Сенлин подавил желание улыбнуться – он почувствовал, что ему удалось поймать Сфинкса на крючок.
– Нет, сперва мы должны прийти к соглашению. Я расскажу вам все, что знаю, но сначала вы должны рассмотреть наши скромные просьбы. Наш корабль нуждается в ремонте…
Сфинкс перебил его, взмахнув затянутой в перчатку рукой:
– Давайте не будем преуменьшать факты. Ваш корабль нуждается в надгробной речи.
– Он был способен летать, прежде чем ваша железная пиявка съела паруса.
– И это все?
– Во-вторых, я прошу предоставить рекомендательное письмо, которое гарантирует нам благоприятный прием в Пелфии, а также любые имеющиеся у вас сведения о местонахождении Марии. И наконец, я прошу вернуть мистеру Уинтерсу ее руку вместе с запасом горючего, как только конечность отремонтируют.
– Как-то дороговато для обмена на информацию, которой я, вероятно, уже владею. Одно только восстановление вашего корабля будет стоить целое состояние.
– В настоящее время наше финансовое положение не особенно благополучно, – сказал Сенлин, хотя подтекст был ясен: они на мели. – У нас в некотором роде денежное затишье. – И еще они были не особенно хорошими пиратами. – Я готов рассмотреть встречное предложение.
– Ах, замечательно. Детали. Моя любимая часть. – Сфинкс хлопнул в ладоши и не разъял их, словно поймал муху. – Байрон, неси свой стол.
Олень ненадолго вышел из комнаты и вернулся с неглубоким ящиком, подвешенным к шее на ремне. Он был бы похож на продавщицу апельсинов, не будь так исполнен благоговения, словно лакей, несущий корону. На висячем столе помещалась черная пишущая машинка и два лотка для бумаги; в одном были чистые листы, другой ждал наполнения. Байрон заправил бумагу в валик, вознес над клавишами длинные, грациозные пальцы и стал ждать диктовки.

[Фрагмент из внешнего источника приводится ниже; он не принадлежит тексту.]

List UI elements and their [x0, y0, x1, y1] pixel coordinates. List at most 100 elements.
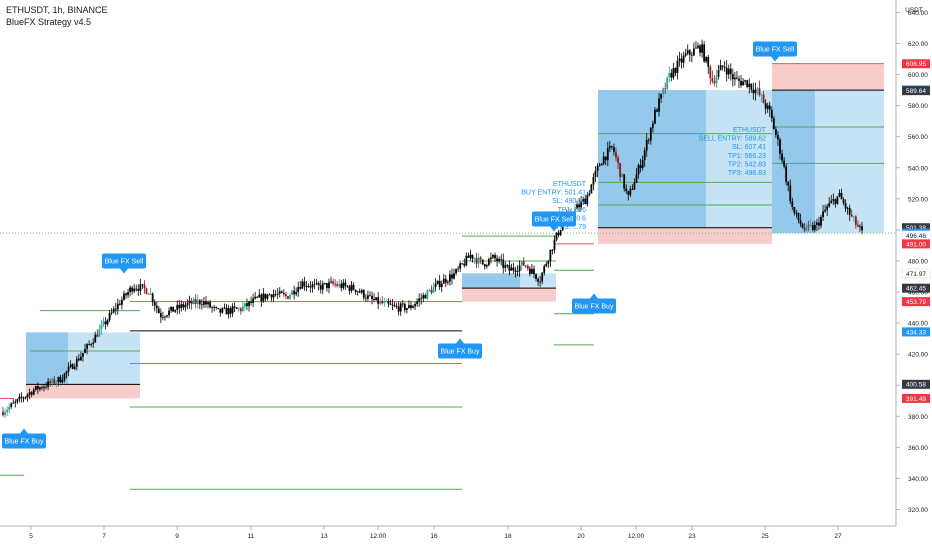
candle	[547, 261, 550, 264]
candle	[688, 50, 691, 55]
x-tick-label: 7	[102, 533, 106, 540]
candle	[469, 254, 472, 258]
x-tick-label: 9	[175, 533, 179, 540]
candle	[742, 81, 744, 86]
candle	[723, 66, 726, 68]
candle	[430, 289, 433, 293]
y-tick-label: 560.00	[908, 134, 928, 141]
candle	[840, 192, 843, 200]
candle	[485, 265, 488, 267]
candle	[45, 386, 47, 388]
candle	[643, 150, 646, 161]
candle	[65, 371, 68, 374]
candle	[756, 88, 759, 90]
candle	[235, 307, 238, 309]
signals: Blue FX Buy Blue FX Sell Blue FX Buy Blue F…	[2, 41, 797, 449]
candle	[487, 259, 490, 266]
candle	[375, 297, 378, 301]
candle	[736, 77, 738, 79]
candle	[453, 273, 455, 279]
candle	[600, 163, 603, 166]
candle	[196, 300, 199, 305]
candle	[362, 290, 365, 298]
y-tick-label: 540.00	[908, 165, 928, 172]
candle	[90, 343, 93, 345]
candle	[63, 373, 66, 380]
x-tick-label: 13	[320, 533, 328, 540]
candle	[629, 188, 632, 195]
candle	[418, 298, 421, 302]
candle	[51, 379, 54, 384]
candle	[30, 392, 33, 395]
candle	[727, 68, 730, 75]
price-tag-bg	[902, 283, 930, 293]
candle	[662, 88, 665, 95]
candle	[73, 366, 76, 369]
candle	[303, 281, 306, 287]
candle	[55, 381, 58, 384]
candle	[61, 379, 64, 383]
candle	[289, 294, 291, 299]
candle	[149, 293, 152, 295]
candle	[334, 283, 337, 285]
candle	[80, 356, 82, 361]
candle	[371, 295, 373, 300]
candle	[738, 78, 740, 81]
candle	[416, 301, 419, 305]
candle	[559, 230, 562, 236]
candle	[344, 282, 347, 286]
signal-label: Blue FX Buy	[575, 304, 614, 311]
candle	[12, 402, 15, 404]
candle	[295, 292, 298, 295]
candle	[47, 381, 50, 387]
candle	[75, 358, 78, 367]
y-tick-label: 320.00	[908, 507, 928, 514]
candle	[494, 255, 496, 259]
candle	[512, 267, 515, 271]
candle	[108, 313, 111, 321]
buy-info-line: SL: 490.31	[552, 198, 586, 205]
candle	[285, 294, 287, 297]
candle	[282, 293, 285, 295]
trade-zone	[598, 90, 706, 228]
candle	[641, 160, 644, 169]
candle	[350, 284, 353, 291]
candle	[174, 309, 177, 312]
candle	[278, 291, 281, 294]
candle	[725, 67, 728, 75]
candle	[588, 193, 591, 196]
candle	[147, 293, 150, 295]
candle	[215, 306, 218, 308]
candle	[721, 65, 724, 67]
y-tick-label: 620.00	[908, 41, 928, 48]
candle	[260, 294, 263, 302]
y-tick-label: 340.00	[908, 476, 928, 483]
candle	[608, 146, 611, 149]
candle	[785, 166, 788, 182]
candle	[705, 57, 708, 62]
candle	[815, 222, 818, 225]
candle	[602, 156, 605, 164]
candle	[666, 77, 669, 89]
candle	[422, 295, 425, 299]
candle	[807, 224, 810, 226]
candle	[266, 294, 269, 299]
candle	[791, 201, 794, 208]
candle	[555, 232, 558, 240]
candle	[225, 307, 228, 315]
candle	[701, 44, 703, 53]
candle	[246, 303, 248, 307]
candle	[586, 195, 589, 205]
candle	[272, 294, 275, 298]
candle	[358, 291, 361, 293]
candle	[405, 308, 408, 311]
candle	[770, 109, 773, 119]
candle	[159, 313, 162, 318]
signal-buy: Blue FX Buy	[2, 428, 46, 449]
candle	[729, 68, 732, 75]
candle	[311, 284, 314, 288]
x-tick-label: 12:00	[370, 533, 387, 540]
y-tick-label: 440.00	[908, 321, 928, 328]
candle	[779, 139, 781, 154]
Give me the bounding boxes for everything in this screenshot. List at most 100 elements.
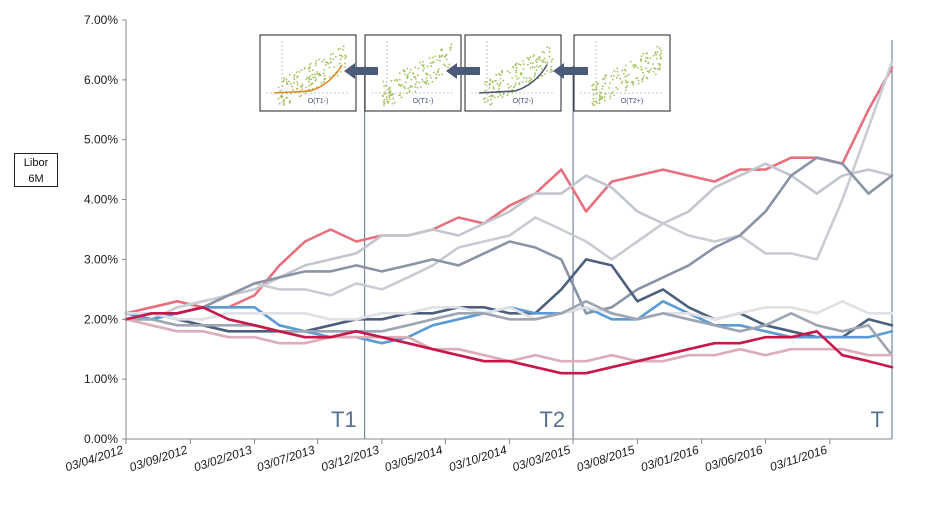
- inset-point: [529, 67, 532, 69]
- inset-point: [419, 61, 421, 64]
- inset-point: [546, 46, 549, 49]
- inset-point: [515, 71, 518, 74]
- inset-point: [528, 58, 530, 61]
- x-axis: 03/04/2012 03/09/2012 03/02/2013 03/07/2013…: [63, 439, 831, 474]
- inset-point: [522, 76, 525, 79]
- inset-point: [518, 63, 520, 66]
- inset-point: [435, 76, 438, 79]
- inset-point: [336, 74, 339, 77]
- y-tick-label: 3.00%: [84, 252, 118, 266]
- inset-point: [300, 94, 302, 97]
- arrow-shaft: [562, 67, 588, 75]
- inset-point: [437, 70, 439, 73]
- inset-point: [291, 85, 293, 88]
- inset-point: [434, 55, 437, 58]
- inset-label: O(T2+): [621, 98, 643, 105]
- inset-point: [609, 95, 611, 97]
- x-tick-label: 03/11/2016: [768, 442, 829, 474]
- inset-point: [659, 47, 661, 50]
- inset-point: [499, 77, 502, 80]
- inset-point: [527, 63, 529, 66]
- inset-point: [310, 78, 313, 81]
- inset-point: [636, 77, 639, 79]
- inset-point: [548, 50, 551, 53]
- inset-point: [641, 78, 643, 81]
- inset-point: [542, 61, 544, 64]
- inset-point: [550, 68, 552, 71]
- inset-point: [323, 78, 325, 81]
- marker-lines: [364, 40, 893, 439]
- inset-point: [323, 69, 326, 71]
- inset-point: [522, 68, 525, 70]
- inset-point: [604, 82, 607, 85]
- inset-point: [289, 74, 291, 76]
- inset-point: [438, 56, 441, 59]
- inset-point: [328, 66, 331, 69]
- inset-point: [487, 99, 489, 101]
- inset-point: [548, 55, 551, 58]
- inset-point: [619, 77, 622, 80]
- inset-point: [382, 80, 385, 83]
- inset-point: [601, 95, 603, 98]
- inset-point: [530, 78, 533, 81]
- inset-point: [385, 96, 388, 99]
- inset-point: [403, 85, 405, 88]
- inset-point: [279, 95, 282, 98]
- inset-point: [516, 78, 519, 80]
- inset-point: [518, 83, 521, 85]
- inset-point: [413, 75, 415, 78]
- inset-point: [448, 63, 451, 66]
- inset-point: [624, 89, 627, 92]
- arrow-head: [446, 63, 457, 79]
- inset-point: [656, 45, 659, 48]
- inset-point: [342, 45, 345, 48]
- inset-point: [515, 82, 517, 84]
- inset-point: [608, 87, 611, 89]
- y-tick-label: 6.00%: [84, 73, 118, 87]
- inset-point: [640, 60, 642, 62]
- inset-point: [642, 52, 645, 55]
- inset-point: [532, 55, 535, 58]
- inset-point: [624, 69, 627, 72]
- inset-panel-2: O(T1-): [364, 34, 462, 112]
- inset-point: [422, 69, 424, 72]
- inset-point: [536, 61, 538, 63]
- inset-point: [442, 63, 445, 66]
- inset-point: [591, 88, 594, 91]
- inset-point: [439, 60, 441, 62]
- inset-point: [277, 86, 280, 89]
- inset-point: [515, 69, 518, 72]
- inset-point: [339, 58, 342, 60]
- inset-point: [637, 79, 640, 82]
- inset-point: [634, 63, 637, 66]
- inset-point: [406, 76, 409, 78]
- inset-point: [449, 46, 452, 49]
- inset-point: [305, 78, 307, 81]
- inset-point: [515, 62, 518, 65]
- inset-point: [388, 86, 391, 89]
- inset-point: [429, 62, 432, 65]
- inset-point: [427, 83, 430, 85]
- inset-point: [489, 78, 492, 81]
- inset-point: [484, 90, 486, 92]
- inset-point: [404, 73, 406, 76]
- inset-point: [432, 60, 435, 63]
- inset-point: [610, 75, 612, 77]
- inset-point: [541, 50, 544, 53]
- inset-point: [603, 96, 606, 99]
- y-tick-label: 0.00%: [84, 432, 118, 446]
- inset-point: [418, 81, 421, 84]
- inset-point: [339, 62, 341, 65]
- inset-point: [519, 64, 522, 66]
- inset-point: [598, 99, 601, 102]
- inset-point: [531, 62, 534, 64]
- inset-point: [282, 103, 285, 105]
- inset-point: [385, 84, 387, 87]
- inset-point: [639, 58, 642, 61]
- inset-point: [601, 97, 604, 100]
- inset-point: [296, 83, 299, 86]
- inset-point: [440, 49, 443, 52]
- inset-point: [290, 92, 292, 95]
- inset-point: [601, 78, 604, 80]
- inset-point: [598, 95, 601, 98]
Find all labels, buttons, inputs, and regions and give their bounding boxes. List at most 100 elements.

Сфинкс заговорил, и Байрон принялся так быстро печатать, что воздух вокруг зазвенел от заданного им ритма.
Сенлин не оставил условия Сфинкса без комментариев. Он выдвинул собственные, к которым Сфинкс добавил новые оговорки, которые потребовали от Сенлина противодействия, которое спровоцировало ответ Сфинкса. В ходе этой перепалки на свет рождался контракт.
Сфинкс настаивал, чтобы ему разрешили допрашивать всех членов команды по отдельности, без свидетелей и в свое удовольствие, пока он не убедится, что узнал все о якобы разгорающейся революции.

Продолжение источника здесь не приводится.